Other accounting standards that have been issued or proposed by FASB that do not require adoption until a future date are not expected to have a material impact on the financial statements upon adoption. The Company does not discuss recent pronouncements that are not anticipated to have an impact on or are unrelated to its financial condition, results of operations, cash flows or disclosures.

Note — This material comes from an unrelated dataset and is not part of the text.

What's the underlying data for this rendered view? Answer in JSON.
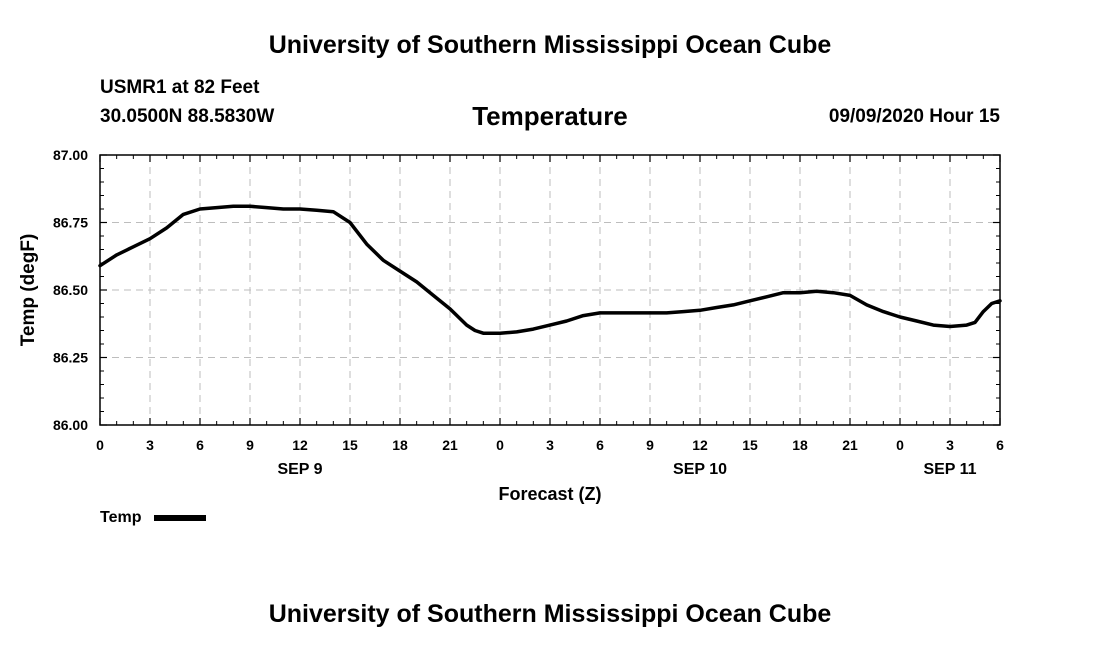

Reverse Acquisition Accounting

1.21 Reverse Acquisition Accounting

 

In accordance with “reverse acquisition” accounting treatment, our historical financial statements as of period ends, and for periods ended, prior to the Acquisition will be replaced with the historical financial statements of Sincerity Australia Pty Ltd (“SAPL”), prior to the Acquisition, in all future filings with the SEC. Consequently retroactive adjustments have been made to the equity balances of SAPL to reflect the equity balances of the legal parent company Sincerity Applied Materials Holdings Corp as required under ASC 805 and the application of reverse acquisition accounting.